Niles native and opera singer Gary Lehman spoke Tuesday in Warren

The 1982 graduate of Niles McKinley High School - who happens to be one of the world's premier heldentenors - said he was honored to be asked to participate and was excited to share his story.

Being from the Mahoning Valley, Lehman refers to himself as a ''blue collar singer'' and takes the lessons he learned from his father and family to the stage every day.

''The work ethic. My father worked for RMI, he was a coal miner and a World War II veteran,'' Lehman said. ''I bring my lunch-pail and put on my hard hat.''

Article Photos

Tribune Chronicle / R. Michael Semple
Niles native and opera singer Gary Lehman, right, talks with his former boss, Barney Macali, after speaking Tuesday at the Packard Music Hall in Warren. Lehman was the third speaker in the Tribune Chronicle’s ‘‘It All Started Here’’ speaker series.

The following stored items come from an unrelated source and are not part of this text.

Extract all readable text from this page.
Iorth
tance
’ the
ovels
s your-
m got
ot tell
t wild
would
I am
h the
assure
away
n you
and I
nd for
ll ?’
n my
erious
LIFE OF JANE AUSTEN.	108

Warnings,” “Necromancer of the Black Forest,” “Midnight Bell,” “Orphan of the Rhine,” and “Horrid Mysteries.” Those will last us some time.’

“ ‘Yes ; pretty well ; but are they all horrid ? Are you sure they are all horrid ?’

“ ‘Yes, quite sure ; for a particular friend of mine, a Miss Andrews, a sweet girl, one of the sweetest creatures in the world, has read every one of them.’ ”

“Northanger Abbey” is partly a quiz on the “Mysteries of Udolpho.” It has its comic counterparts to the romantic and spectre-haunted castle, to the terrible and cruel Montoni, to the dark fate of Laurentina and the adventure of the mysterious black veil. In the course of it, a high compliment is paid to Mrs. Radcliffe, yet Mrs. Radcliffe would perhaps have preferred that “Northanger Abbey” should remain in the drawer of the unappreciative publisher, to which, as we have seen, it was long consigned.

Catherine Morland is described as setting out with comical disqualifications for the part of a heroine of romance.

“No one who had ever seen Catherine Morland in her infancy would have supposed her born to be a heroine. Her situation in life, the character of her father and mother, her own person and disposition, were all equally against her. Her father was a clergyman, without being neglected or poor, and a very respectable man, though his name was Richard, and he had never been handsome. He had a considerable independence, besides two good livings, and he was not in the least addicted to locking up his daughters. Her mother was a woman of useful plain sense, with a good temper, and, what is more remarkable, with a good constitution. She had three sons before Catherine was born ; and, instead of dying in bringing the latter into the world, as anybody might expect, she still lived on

Lehman talked throughout the evening about two of his biggest supporters: Mike Weiher, his choir director at Niles McKinley, and Dr. David Starkey, his teacher and adviser at Youngstown State University.

''Unfortunately, two of the most important people don't live in the area anymore,'' Lehman said prior to the event.

It was Starkey and Weiher who pushed Lehman into focusing on a career in singing.

''I never heard an opera until I went to college. I would always sing to the songs on the radio, but my first solo was in ninth grade,'' Lehman said.

He shared the story of when he realized that he wanted to pursue an operatic career.

It was ''the end of my freshman year at college and a grad student took me down to the listening library. He put in a recording of George London, and we sat and listened to this and I said, 'I want to sing like that','' he said.

Having lived in Chicago and New York City, Lehman and his wife, Susan Foster, also an opera singer, have returned to the Valley and now live in Howland.

He spoke of his time ''covering'' - the opera equivalent of an understudy in the theater - for Placido Domingo, and when he finally made his debut at the Metropolitan Opera in New York in 2008 performing in his favorite roll, Tristan from Richard Wagner's "Tristan und Isolde."

During his career, Lehman has performed around the world in some of the most famous operas of all time, such as Ruggero Leoncavallo's "Pagliacci" and "Tristan und Isolde."

''That's one of the things that I really like about it,'' he said of the characters he must portray as he sings. ''When I get into a character, I'm not Gary anymore. I absorb the character and live the words.''

The evening began with Lehman and a pianist performing a selection of arias.